21Denn von innen, aus dem Herzen der Menschen, kommen die bösen Gedanken: Unzucht, Diebstahl, Mord,

22Ehebruch, Habgier, Bosheit, Betrug, Zügellosigkeit, Neid, Verleumdung, Hochmut, Unvernunft.

23All dieses Böse kommt von innen heraus und macht den Menschen unrein.

24Von dort brach er auf und ging in das Gebiet von Tyrus. Und er ging in ein Haus und wollte, dass niemand davon erfuhr; doch er konnte nicht verborgen bleiben.

25Vielmehr hörte sofort eine Frau von ihm, deren kleine Tochter einen unreinen Geist hatte; sie kam herein und fiel ihm zu Füßen.

26Die Frau aber war eine Griechin, von Herkunft eine Syrophönizierin. Und sie bat ihn, den Dämon aus ihrer Tochter auszutreiben.

27Und er sagte zu ihr: Lass zuerst die Kinder satt werden; denn es ist nicht recht, das Brot der Kinder zu nehmen und den Hunden hinzuwerfen.

28Sie aber antwortete und sagte zu ihm: Herr, doch auch die Hunde unter dem Tisch fressen von den Brotkrumen der Kinder.

29Und er sagte zu ihr: Wegen dieses Wortes geh hin; der Dämon ist aus deiner Tochter ausgefahren.

30Und als sie nach Hause kam, fand sie das Kind auf dem Bett liegen, und der Dämon war ausgefahren.
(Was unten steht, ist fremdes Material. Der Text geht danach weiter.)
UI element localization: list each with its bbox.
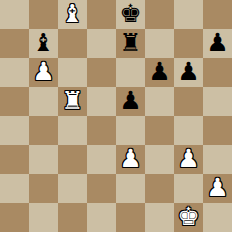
square-f8[interactable] (145, 0, 174, 29)
square-h1[interactable] (203, 203, 232, 232)
square-e3[interactable]: ♟ (116, 145, 145, 174)
square-a4[interactable] (0, 116, 29, 145)
black-pawn-icon[interactable]: ♟ (177, 58, 199, 86)
square-b7[interactable]: ♝ (29, 29, 58, 58)
square-d4[interactable] (87, 116, 116, 145)
square-a3[interactable] (0, 145, 29, 174)
square-h2[interactable]: ♟ (203, 174, 232, 203)
square-c8[interactable]: ♝ (58, 0, 87, 29)
square-f7[interactable] (145, 29, 174, 58)
white-pawn-icon[interactable]: ♟ (119, 145, 141, 173)
square-c2[interactable] (58, 174, 87, 203)
square-f4[interactable] (145, 116, 174, 145)
square-c6[interactable] (58, 58, 87, 87)
black-king-icon[interactable]: ♚ (119, 0, 141, 28)
square-b8[interactable] (29, 0, 58, 29)
square-e7[interactable]: ♜ (116, 29, 145, 58)
white-rook-icon[interactable]: ♜ (61, 87, 83, 115)
square-c3[interactable] (58, 145, 87, 174)
square-a7[interactable] (0, 29, 29, 58)
square-a1[interactable] (0, 203, 29, 232)
white-pawn-icon[interactable]: ♟ (177, 145, 199, 173)
black-rook-icon[interactable]: ♜ (119, 29, 141, 57)
square-a8[interactable] (0, 0, 29, 29)
square-h7[interactable]: ♟ (203, 29, 232, 58)
square-g3[interactable]: ♟ (174, 145, 203, 174)
black-pawn-icon[interactable]: ♟ (148, 58, 170, 86)
square-c5[interactable]: ♜ (58, 87, 87, 116)
square-c1[interactable] (58, 203, 87, 232)
chess-board: ♝♚♝♜♟♟♟♟♜♟♟♟♟♚ (0, 0, 232, 232)
square-e6[interactable] (116, 58, 145, 87)
square-f6[interactable]: ♟ (145, 58, 174, 87)
square-b4[interactable] (29, 116, 58, 145)
square-h8[interactable] (203, 0, 232, 29)
square-d5[interactable] (87, 87, 116, 116)
square-g1[interactable]: ♚ (174, 203, 203, 232)
square-g6[interactable]: ♟ (174, 58, 203, 87)
square-h3[interactable] (203, 145, 232, 174)
square-e1[interactable] (116, 203, 145, 232)
square-e2[interactable] (116, 174, 145, 203)
black-pawn-icon[interactable]: ♟ (206, 29, 228, 57)
square-f3[interactable] (145, 145, 174, 174)
square-c4[interactable] (58, 116, 87, 145)
square-d1[interactable] (87, 203, 116, 232)
square-g4[interactable] (174, 116, 203, 145)
square-b2[interactable] (29, 174, 58, 203)
square-g7[interactable] (174, 29, 203, 58)
square-d8[interactable] (87, 0, 116, 29)
square-e8[interactable]: ♚ (116, 0, 145, 29)
square-b6[interactable]: ♟ (29, 58, 58, 87)
square-f1[interactable] (145, 203, 174, 232)
black-bishop-icon[interactable]: ♝ (32, 29, 54, 57)
square-h4[interactable] (203, 116, 232, 145)
square-h6[interactable] (203, 58, 232, 87)
square-g8[interactable] (174, 0, 203, 29)
square-a6[interactable] (0, 58, 29, 87)
square-d7[interactable] (87, 29, 116, 58)
square-b3[interactable] (29, 145, 58, 174)
square-f5[interactable] (145, 87, 174, 116)
square-e4[interactable] (116, 116, 145, 145)
white-pawn-icon[interactable]: ♟ (206, 174, 228, 202)
square-g2[interactable] (174, 174, 203, 203)
square-b5[interactable] (29, 87, 58, 116)
square-f2[interactable] (145, 174, 174, 203)
black-pawn-icon[interactable]: ♟ (119, 87, 141, 115)
square-a2[interactable] (0, 174, 29, 203)
white-king-icon[interactable]: ♚ (177, 203, 199, 231)
square-d2[interactable] (87, 174, 116, 203)
white-pawn-icon[interactable]: ♟ (32, 58, 54, 86)
square-g5[interactable] (174, 87, 203, 116)
square-c7[interactable] (58, 29, 87, 58)
white-bishop-icon[interactable]: ♝ (61, 0, 83, 28)
square-b1[interactable] (29, 203, 58, 232)
square-h5[interactable] (203, 87, 232, 116)
square-d6[interactable] (87, 58, 116, 87)
square-a5[interactable] (0, 87, 29, 116)
square-d3[interactable] (87, 145, 116, 174)
square-e5[interactable]: ♟ (116, 87, 145, 116)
31Und er verließ das Gebiet von Tyrus wieder und kam über Sidon zum See von Galiläa, mitten durch das Gebiet der Dekapolis.

32Und man brachte einen Tauben zu ihm, der kaum reden konnte, und bat ihn, ihm die Hand aufzulegen.

33Und er nahm ihn beiseite, weg von der Menge, legte ihm die Finger in die Ohren, spuckte aus und berührte seine Zunge.

34Dann blickte er zum Himmel auf, seufzte und sagte zu ihm: Effata!, das heißt: Öffne dich!

35Und sofort wurden seine Ohren geöffnet, die Fessel seiner Zunge löste sich, und er konnte richtig reden.

36Und er befahl ihnen, es niemandem zu sagen; doch je mehr er es ihnen verbot, desto mehr machten sie es bekannt.

37Und sie waren über alle Maßen erstaunt und sagten: Er hat alles gut gemacht; sogar die Tauben macht er hörend und die Stummen redend.